Wisconsin will begin requiring people on Medicaid to work or train for work as a condition of staying enrolled in the program, despite a legal battle in Arkansas over a similar program.

The Trump administration approved a Medicaid waiver for the state on Wednesday, with Centers for Medicare and Medicaid Services Administrator Seema Verma calling it a program to "achieve independence and self-sufficiency."

The approval came even though a lawsuit knocked down a similar provision in Kentucky and another suit is pending in Arkansas. It also arrived less than a week ahead of Election Day as Republican Gov. Scott Walker, who backed the requirements, is neck-and-neck with his Democratic challenger, Tony Evers.

Wisconsinites will need to work for 80 hours a month to maintain benefits, and if they fail to do so for 48 months in a row then they will be locked out of Medicaid for at least six months.

"This is a thoughtful and reasonable policy, and one that is rooted in compassion," Verma wrote in a blog post, noting it only applied to adults under 50 who did not have children, and didn't face difficult medical needs or certain life circumstances, such as being a caregiver, that limited their ability to work.

New Hampshire and Indiana have similar requirements.

The Trump administration did not approve Wisconsin's request to drug test all Medicaid beneficiaries.

Critics of work requirements say that they are a thinly veiled attempt to kick people off the healthcare program. Supporters say that work helps to reduce government dependency and that the program's goal should be to move people out of poverty.

“With more people working in Wisconsin than ever before, we can’t afford to have anyone on the sidelines: we need everyone in the game,” GOP Gov. Scott Walker said in a statement. “We want to remove barriers to work and make it easier to get a job, while making sure public assistance is available for those who truly need it."

Verma defended the Trump administration's stance on work or community engagement requirements in the blog post that appeared to anticipate criticisms, saying it would "not retreat from this position."

"Some believe that our sole purpose is to finance public benefits, even if that means lost opportunity and a life tethered to government dependence," she said. "Instead, what’s needed are local solutions crafted by policy makers who are closer to the people they serve and the unique challenges their communities face."

The waiver includes a requirement for certain people to pay premiums, of about $8 a month, and also to pay out-of-pocket costs of $8 when they go to the emergency room for care. Under the Medicaid program, people would undergo a health risk assessment that will include asking about drug use.

The plan will cover residential treatment for substance abuse disorder, and people will be able to reduce their premiums by making healthy lifestyle choices such as wearing a seatbelt, maintaining a healthy weight, and not smoking.

Verma praised these provisions in the waiver, saying, "As we evaluate their results, I expect these reforms may serve as a model for states looking to tackle the drivers of poor health and improve outcomes for individuals.”

Under Obamacare, states were allowed to expand government-funded Medicaid coverage to people of under specific income level, of roughly $17,000 a year, regardless of whether they are working. Medicaid otherwise covers pregnant women, people with disabilities, people in nursing homes, and children, a group that members of the Trump administration and conservatives say should remain the focus of the program.

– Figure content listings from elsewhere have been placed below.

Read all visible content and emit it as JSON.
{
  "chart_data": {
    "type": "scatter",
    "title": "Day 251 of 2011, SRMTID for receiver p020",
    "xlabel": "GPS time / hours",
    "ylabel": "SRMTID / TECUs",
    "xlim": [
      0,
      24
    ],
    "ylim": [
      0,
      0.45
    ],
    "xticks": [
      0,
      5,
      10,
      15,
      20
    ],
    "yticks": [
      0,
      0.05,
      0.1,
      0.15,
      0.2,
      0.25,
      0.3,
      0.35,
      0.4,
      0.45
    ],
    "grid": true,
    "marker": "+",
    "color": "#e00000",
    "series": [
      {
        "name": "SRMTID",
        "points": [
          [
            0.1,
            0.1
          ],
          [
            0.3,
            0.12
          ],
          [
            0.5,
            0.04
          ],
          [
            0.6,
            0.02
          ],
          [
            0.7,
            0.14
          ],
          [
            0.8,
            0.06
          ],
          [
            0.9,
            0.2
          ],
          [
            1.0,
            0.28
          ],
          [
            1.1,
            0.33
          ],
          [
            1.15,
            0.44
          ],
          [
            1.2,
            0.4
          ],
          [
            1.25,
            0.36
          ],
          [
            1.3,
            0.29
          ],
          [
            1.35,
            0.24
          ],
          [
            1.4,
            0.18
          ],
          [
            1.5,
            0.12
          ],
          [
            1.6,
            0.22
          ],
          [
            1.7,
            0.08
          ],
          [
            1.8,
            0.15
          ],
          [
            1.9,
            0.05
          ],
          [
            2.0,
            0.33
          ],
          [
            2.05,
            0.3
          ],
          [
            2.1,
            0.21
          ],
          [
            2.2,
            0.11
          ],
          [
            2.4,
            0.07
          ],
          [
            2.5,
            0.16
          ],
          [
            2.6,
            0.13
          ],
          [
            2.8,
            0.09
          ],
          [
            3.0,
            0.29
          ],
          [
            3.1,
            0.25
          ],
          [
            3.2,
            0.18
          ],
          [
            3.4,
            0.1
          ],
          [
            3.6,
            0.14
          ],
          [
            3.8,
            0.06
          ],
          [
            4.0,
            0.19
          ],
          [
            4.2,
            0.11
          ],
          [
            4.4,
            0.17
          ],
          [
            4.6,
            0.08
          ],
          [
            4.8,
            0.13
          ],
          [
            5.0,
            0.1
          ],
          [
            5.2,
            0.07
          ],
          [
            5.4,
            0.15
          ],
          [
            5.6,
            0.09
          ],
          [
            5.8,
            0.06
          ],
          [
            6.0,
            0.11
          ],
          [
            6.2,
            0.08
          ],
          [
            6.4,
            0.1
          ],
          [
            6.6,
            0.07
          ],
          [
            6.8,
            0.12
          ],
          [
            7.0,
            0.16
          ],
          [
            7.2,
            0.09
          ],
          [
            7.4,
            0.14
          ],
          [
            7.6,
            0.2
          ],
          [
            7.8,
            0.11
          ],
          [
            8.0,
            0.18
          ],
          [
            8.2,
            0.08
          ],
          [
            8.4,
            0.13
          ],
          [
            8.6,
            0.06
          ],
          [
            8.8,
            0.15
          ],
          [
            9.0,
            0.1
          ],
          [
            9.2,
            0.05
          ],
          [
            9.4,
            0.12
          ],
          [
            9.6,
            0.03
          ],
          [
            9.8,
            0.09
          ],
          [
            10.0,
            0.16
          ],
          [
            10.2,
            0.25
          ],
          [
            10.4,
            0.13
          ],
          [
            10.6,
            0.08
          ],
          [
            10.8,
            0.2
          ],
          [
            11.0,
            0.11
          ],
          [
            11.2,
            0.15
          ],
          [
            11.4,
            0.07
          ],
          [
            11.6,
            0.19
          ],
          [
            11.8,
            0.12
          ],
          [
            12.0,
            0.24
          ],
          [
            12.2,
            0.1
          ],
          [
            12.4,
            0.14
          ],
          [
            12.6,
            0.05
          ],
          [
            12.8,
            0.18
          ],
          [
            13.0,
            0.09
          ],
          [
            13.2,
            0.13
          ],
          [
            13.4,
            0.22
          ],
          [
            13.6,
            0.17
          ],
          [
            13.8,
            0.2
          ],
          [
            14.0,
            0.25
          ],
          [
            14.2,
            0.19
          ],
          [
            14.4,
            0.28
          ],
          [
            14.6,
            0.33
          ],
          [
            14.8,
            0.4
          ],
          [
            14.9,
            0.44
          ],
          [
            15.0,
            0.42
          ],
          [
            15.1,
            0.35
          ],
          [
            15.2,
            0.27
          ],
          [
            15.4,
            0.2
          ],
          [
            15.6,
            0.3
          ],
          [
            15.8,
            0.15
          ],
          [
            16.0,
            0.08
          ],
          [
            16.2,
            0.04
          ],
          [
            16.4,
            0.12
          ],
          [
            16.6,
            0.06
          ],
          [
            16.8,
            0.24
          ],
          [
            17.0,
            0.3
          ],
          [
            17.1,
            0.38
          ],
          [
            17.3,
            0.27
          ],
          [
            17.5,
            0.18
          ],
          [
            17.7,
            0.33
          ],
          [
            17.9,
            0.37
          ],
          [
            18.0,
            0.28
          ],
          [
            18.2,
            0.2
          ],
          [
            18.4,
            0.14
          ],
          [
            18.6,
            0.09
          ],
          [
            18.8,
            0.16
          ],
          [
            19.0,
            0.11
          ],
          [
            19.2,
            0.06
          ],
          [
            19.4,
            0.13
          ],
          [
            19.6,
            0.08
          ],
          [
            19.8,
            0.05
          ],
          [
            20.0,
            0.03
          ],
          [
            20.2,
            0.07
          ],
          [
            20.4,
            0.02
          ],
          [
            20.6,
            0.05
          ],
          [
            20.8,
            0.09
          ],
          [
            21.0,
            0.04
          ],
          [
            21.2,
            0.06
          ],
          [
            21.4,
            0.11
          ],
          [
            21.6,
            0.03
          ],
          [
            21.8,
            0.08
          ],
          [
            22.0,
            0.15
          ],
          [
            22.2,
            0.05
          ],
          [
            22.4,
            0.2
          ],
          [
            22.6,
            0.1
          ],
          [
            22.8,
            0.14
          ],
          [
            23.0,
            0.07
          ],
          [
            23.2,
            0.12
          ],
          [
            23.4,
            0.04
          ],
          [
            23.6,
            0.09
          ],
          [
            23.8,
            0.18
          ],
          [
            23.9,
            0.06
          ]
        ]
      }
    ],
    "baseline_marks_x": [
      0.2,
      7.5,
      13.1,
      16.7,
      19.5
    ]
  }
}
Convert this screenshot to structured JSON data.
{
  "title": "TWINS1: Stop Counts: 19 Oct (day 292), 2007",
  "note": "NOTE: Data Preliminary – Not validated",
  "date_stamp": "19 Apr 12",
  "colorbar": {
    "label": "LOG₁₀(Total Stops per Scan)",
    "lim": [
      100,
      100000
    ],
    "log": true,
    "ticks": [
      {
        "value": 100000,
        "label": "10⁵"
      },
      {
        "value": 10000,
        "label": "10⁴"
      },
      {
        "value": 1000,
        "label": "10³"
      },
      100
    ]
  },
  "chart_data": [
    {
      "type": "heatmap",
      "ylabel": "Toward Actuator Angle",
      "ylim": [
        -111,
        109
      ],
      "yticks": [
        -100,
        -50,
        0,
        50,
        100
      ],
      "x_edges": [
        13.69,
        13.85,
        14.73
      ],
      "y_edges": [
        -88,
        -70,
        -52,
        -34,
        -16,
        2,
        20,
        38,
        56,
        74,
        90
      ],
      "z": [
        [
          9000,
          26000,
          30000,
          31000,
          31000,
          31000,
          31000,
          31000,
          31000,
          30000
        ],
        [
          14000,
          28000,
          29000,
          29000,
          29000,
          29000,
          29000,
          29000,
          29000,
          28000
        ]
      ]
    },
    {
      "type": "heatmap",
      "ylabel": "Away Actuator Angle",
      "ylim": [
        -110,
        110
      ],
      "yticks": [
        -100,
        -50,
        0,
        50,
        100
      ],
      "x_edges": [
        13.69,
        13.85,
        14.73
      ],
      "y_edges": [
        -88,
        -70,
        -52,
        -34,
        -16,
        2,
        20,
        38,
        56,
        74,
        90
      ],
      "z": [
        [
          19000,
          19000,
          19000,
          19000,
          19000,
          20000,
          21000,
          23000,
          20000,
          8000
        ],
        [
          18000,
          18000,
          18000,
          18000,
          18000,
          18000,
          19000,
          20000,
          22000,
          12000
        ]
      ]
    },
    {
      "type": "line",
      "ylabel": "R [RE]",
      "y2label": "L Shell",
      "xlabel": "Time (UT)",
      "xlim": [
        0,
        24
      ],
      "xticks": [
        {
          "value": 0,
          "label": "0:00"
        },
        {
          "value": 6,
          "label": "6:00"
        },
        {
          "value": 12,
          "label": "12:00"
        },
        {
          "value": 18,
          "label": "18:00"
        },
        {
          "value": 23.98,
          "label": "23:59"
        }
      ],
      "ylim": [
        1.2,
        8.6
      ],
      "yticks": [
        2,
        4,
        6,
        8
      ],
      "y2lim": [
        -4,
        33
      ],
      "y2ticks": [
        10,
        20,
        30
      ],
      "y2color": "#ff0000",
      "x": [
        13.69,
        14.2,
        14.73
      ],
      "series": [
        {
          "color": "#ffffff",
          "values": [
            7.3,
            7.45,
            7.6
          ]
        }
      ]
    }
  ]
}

Though the work requirements contain multiple exemptions for people undergoing treatment for addiction and for caregivers, among other groups, critics say people will be unable to keep up with the reporting requirements and become uninsured. They have said that tracking the work requirement is more expensive than healthcare coverage.

Four months into the work requirement program in Arkansas, 8,462 people were unenrolled from Medicaid after failing to log their hours online. State officials said some people had moved to another state or obtained a job, while others had failed to fulfill the requirement.

The Trump administration has supported Arkansas-style requirements, though one program was put on hold in Kentucky after a legal challenge. The Trump administration faces a similar lawsuit in Arkansas.

At least seven other states — Arizona, Kansas, Maine, Mississippi, North Carolina, Ohio and Utah — have pending requests for similar work requirements.